OpenAI now enables the generation of videos based on spoken instructions.

OpenAI, a prominent figure in artificial intelligence, unveiled a novel AI model named Sora. According to the company, Sora boasts the capability to produce 60-second videos described as both “realistic” and “imaginative” based on concise text prompts.

In a recent blog announcement, OpenAI highlighted that Sora has the capacity to craft videos of up to one minute in duration guided by textual instructions. It can proficiently depict scenes featuring multiple characters, specific types of movement, and intricate background elements.

The blog post emphasized, “The model not only comprehends the user’s prompt but also grasps how those elements manifest in the tangible world.”

OpenAI has announced its intention to train AI models to assist in solving real-world problems involving human interaction. This represents the company’s latest endeavor following the success of ChatGPT, a widely recognized chatbot, in advancing the field of generative AI. While “multi-modal models” and text-to-video models already exist, what distinguishes this effort, according to Reece Hayden, a senior analyst at ABI Research, is the claimed length and accuracy of OpenAI’s Sora.

Hayden suggests that such AI models could significantly impact digital entertainment markets by delivering personalized content across various platforms. One potential application is in television, where short scenes could complement narratives. However, Hayden notes that the model still has limitations, indicating the evolving nature of the market.

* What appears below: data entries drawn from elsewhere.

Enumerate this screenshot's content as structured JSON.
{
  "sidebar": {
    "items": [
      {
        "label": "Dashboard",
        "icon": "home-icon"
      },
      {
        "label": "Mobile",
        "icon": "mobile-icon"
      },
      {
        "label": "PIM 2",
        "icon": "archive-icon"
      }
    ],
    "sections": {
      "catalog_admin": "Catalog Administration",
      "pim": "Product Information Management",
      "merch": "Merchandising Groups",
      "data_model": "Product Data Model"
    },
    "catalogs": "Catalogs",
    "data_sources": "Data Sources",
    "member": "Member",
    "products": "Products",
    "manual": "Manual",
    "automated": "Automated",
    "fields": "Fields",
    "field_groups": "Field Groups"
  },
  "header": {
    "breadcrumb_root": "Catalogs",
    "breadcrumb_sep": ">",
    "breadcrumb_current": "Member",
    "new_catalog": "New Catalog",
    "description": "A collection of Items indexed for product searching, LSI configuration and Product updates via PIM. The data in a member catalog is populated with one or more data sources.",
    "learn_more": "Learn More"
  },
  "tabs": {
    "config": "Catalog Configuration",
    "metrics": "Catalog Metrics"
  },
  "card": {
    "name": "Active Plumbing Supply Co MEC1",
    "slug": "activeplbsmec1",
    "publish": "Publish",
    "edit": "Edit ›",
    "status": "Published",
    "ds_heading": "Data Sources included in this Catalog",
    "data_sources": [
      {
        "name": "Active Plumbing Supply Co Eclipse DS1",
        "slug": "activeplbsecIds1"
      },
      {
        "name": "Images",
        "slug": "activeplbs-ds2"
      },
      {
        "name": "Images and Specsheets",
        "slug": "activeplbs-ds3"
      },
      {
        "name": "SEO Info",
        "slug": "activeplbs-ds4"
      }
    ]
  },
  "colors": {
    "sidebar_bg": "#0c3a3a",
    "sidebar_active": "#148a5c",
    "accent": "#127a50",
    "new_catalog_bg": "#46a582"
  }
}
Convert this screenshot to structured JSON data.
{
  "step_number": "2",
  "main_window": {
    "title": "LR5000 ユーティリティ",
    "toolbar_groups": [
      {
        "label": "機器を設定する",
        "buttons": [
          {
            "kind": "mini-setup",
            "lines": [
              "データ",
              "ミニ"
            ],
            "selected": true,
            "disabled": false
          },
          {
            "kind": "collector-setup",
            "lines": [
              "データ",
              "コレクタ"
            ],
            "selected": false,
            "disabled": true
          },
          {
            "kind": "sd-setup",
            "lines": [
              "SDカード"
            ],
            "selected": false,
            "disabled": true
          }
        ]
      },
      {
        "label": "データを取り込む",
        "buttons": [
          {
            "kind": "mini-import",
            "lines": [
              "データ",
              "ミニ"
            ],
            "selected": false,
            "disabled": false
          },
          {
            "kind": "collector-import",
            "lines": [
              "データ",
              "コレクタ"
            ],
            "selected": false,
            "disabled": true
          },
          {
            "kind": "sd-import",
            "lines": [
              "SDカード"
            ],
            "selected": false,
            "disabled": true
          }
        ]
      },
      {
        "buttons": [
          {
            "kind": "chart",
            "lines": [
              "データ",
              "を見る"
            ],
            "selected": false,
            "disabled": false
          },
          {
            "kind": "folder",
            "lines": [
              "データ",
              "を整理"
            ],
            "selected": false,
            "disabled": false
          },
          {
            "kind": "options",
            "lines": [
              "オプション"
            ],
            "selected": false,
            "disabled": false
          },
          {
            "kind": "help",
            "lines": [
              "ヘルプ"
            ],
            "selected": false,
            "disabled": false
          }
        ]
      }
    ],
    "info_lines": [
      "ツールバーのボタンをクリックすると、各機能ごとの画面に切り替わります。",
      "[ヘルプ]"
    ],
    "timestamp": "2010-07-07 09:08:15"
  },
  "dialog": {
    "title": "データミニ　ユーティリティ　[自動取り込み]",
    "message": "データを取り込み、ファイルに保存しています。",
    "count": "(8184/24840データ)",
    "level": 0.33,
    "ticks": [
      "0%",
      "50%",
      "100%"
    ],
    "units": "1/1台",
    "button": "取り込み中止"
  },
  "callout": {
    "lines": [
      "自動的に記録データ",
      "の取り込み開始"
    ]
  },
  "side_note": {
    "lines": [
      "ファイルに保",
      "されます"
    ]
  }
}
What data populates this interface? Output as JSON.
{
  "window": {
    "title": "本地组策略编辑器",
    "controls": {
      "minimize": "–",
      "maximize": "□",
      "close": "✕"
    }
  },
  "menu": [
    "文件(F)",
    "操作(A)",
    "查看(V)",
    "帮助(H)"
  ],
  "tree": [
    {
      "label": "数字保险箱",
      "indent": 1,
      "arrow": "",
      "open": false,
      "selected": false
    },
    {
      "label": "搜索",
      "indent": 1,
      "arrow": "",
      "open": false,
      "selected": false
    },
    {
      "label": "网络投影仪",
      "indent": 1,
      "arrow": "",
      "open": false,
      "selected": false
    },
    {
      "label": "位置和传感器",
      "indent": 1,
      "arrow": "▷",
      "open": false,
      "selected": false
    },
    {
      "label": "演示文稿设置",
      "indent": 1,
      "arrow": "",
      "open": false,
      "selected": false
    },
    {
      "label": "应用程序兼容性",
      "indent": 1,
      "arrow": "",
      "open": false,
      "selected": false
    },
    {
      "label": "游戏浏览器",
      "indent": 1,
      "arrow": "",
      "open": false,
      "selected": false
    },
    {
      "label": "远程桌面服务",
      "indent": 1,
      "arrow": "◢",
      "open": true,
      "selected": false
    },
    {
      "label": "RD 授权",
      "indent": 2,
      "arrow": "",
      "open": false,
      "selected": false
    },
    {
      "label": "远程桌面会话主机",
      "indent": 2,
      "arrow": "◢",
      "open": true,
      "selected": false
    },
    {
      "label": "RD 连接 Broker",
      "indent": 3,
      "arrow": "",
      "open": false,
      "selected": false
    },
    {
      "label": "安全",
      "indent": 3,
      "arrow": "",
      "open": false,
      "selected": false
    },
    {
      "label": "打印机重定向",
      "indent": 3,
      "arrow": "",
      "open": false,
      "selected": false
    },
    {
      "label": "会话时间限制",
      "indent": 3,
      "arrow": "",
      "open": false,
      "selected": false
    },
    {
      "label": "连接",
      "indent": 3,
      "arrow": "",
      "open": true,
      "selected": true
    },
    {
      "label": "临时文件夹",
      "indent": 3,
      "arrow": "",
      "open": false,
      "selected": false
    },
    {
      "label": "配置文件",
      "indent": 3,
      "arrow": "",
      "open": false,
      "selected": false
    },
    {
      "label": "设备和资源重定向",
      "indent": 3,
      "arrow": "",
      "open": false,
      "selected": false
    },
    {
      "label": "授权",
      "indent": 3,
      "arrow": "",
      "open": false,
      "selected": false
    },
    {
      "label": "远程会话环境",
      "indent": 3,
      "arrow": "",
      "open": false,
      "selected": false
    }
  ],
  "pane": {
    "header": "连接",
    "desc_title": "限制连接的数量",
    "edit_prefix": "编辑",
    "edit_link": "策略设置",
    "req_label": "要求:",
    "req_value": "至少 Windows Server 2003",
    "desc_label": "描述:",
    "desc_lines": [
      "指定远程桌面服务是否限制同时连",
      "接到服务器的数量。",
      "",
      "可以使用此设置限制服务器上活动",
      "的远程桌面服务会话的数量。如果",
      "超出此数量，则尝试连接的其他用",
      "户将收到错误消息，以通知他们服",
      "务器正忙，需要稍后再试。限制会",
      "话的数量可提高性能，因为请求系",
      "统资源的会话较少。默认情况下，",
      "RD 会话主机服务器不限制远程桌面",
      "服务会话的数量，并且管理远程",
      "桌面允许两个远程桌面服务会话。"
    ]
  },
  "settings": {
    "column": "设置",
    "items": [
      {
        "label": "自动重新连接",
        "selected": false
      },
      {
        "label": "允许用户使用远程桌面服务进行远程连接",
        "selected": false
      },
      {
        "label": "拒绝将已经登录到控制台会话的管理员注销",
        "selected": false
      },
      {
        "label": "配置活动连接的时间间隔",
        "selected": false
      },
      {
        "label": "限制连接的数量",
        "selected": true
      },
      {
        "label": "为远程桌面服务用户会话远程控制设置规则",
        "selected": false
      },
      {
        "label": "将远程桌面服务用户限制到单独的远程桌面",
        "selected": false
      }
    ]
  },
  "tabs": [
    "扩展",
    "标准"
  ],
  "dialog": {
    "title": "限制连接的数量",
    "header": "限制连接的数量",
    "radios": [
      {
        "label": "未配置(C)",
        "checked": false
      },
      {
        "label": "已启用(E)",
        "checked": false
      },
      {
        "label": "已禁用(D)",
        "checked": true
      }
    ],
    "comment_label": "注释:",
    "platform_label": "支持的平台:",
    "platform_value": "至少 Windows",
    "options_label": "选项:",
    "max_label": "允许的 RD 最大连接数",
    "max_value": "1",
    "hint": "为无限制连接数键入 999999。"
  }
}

OpenAI acknowledges that Sora is a work in progress with noticeable “weaknesses,” such as inaccuracies in spatial details and cause-and-effect relationships. For instance, it may struggle to depict the aftermath of actions accurately, like showing a bite mark after someone takes a bite out of a cookie.

Emphasizing safety, OpenAI plans to collaborate with experts to evaluate Sora for potential harms or risks, particularly concerning misinformation, hateful content, and bias. The company is also developing tools to detect misleading information. Initially, Sora will be accessible to cybersecurity professionals and creative individuals to gather feedback on its potential applications.

This update coincides with OpenAI’s ongoing advancements in ChatGPT. Recently, the company announced testing a feature that allows users to control ChatGPT’s memory, enabling personalized future conversations or the option to forget previous discussions.